Com o feriado do natal na terça-feira, teremos, no geral, uma agenda relativamente fraca de indicadores econômicos.

A taxa de desemprego deve reforçar a mensagem de recuperação gradual do mercado de trabalho e apresentar leve queda em novembro, atingindo 12,0% (descontados os efeitos sazonais). Na sexta-feira, a taxa de desemprego de novembro deve cair de 11,7% para 11,5%, em razão da menor população desocupada (-315 mil) e da maior população ocupada (85 mil). Com ajuste sazonal, a taxa deve se manter em 12,1%.

O IGP-M de dezembro, influenciado por combustíveis e produtos agropecuários, deve apresentar nova deflação, de 1,14%. Na sexta-feira, o IGP-M de dezembro deve passar de –0,49% para –1,02% devido ao barateamento dos combustíveis (Gasolina e óleo diesel) e dos produtos agropecuários. A dinâmica favorável do preço do Minério de ferro também deve contribuir para o movimento.
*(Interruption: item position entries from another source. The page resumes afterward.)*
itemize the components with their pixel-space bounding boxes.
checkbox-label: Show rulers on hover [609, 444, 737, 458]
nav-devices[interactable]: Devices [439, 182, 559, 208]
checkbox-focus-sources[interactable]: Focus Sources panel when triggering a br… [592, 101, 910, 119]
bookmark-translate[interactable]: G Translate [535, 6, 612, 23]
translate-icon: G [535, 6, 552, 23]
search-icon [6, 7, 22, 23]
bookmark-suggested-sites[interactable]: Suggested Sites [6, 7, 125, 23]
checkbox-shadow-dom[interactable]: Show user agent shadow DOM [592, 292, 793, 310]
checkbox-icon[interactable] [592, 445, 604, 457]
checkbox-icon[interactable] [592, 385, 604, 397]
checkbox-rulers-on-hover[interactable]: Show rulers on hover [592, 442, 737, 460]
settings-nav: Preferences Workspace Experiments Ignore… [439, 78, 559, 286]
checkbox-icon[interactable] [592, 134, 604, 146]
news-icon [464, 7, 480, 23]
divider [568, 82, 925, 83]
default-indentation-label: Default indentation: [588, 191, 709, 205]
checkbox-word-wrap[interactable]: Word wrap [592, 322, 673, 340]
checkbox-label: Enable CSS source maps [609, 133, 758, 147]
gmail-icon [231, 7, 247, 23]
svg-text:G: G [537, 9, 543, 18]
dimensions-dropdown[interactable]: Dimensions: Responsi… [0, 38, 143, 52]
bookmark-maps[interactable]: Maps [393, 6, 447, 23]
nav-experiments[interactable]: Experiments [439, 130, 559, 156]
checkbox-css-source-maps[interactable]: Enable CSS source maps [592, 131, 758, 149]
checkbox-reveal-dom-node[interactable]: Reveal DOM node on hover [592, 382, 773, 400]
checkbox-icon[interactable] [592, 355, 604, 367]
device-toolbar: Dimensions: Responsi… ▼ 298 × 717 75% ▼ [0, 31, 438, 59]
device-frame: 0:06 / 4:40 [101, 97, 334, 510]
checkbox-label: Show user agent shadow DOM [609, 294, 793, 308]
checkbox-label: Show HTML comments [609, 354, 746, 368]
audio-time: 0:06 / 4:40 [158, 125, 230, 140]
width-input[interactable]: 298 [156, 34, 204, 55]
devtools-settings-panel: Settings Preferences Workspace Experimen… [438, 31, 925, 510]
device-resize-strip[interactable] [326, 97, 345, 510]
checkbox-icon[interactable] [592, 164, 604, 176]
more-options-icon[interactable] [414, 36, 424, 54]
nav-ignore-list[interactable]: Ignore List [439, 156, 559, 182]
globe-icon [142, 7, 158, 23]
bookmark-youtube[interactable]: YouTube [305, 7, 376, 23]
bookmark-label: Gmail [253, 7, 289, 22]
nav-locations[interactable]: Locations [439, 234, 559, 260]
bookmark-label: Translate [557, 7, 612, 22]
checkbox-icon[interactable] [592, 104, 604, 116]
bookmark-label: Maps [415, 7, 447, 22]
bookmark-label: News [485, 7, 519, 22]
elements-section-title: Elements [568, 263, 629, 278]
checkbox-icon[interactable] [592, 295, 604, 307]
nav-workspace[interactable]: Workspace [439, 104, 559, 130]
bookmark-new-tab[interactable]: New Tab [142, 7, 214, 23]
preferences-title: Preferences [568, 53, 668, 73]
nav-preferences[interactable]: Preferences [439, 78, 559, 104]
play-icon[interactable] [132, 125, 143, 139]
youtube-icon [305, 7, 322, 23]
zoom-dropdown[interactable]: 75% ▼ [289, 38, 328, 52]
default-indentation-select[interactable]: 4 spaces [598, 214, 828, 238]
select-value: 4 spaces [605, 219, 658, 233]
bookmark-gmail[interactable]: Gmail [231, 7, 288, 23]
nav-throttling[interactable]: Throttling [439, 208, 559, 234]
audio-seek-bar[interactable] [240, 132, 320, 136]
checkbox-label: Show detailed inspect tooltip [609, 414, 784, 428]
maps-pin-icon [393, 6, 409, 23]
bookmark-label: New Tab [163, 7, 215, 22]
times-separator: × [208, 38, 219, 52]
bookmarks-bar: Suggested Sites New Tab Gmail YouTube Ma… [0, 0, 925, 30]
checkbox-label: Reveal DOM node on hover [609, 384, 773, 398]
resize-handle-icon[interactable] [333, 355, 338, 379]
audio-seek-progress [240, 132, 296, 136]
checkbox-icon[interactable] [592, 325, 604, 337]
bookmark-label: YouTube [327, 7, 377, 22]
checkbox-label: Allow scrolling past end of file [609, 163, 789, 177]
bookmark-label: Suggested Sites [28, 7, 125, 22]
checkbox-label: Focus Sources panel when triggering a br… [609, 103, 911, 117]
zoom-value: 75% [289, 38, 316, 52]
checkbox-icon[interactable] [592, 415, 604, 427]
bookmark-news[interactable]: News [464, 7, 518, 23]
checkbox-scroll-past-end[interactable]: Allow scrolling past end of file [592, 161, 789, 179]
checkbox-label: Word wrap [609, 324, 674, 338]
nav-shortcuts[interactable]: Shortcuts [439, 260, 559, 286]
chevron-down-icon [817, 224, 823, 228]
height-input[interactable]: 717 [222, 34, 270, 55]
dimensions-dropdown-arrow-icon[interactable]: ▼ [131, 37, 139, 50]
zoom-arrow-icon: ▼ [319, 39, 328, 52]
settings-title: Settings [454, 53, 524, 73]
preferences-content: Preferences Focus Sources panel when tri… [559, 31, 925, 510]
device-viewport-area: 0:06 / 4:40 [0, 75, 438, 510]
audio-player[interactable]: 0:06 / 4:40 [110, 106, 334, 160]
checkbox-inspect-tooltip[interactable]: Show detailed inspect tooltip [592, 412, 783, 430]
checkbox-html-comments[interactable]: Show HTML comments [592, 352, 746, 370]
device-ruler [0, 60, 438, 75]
A nota de crédito do Banco Central, por sua vez, deve indicar aceleração das concessões, em especial de pessoa física. O resultado primário do governo central de novembro deve sair de R$9,5 bilhões para –R$11,5 bilhões devido aos repasses sazonais aos Estados e Municípios, relacionados com benefícios previdenciários, gastos com pessoal e encargos. Além disso, os dispêndios com subsídio ao Diesel também devem prejudicar o desempenho do indicador. O resultado consolidado do setor público sai na sexta e deve mostrar déficit em torno de R$ 13 bi.

A agenda internacional será esvaziada nesta semana. O destaque será o resultado prévio da inflação ao consumidor na Alemanha, cujo resultado de dezembro deverá seguir mostrando comportamento benigno.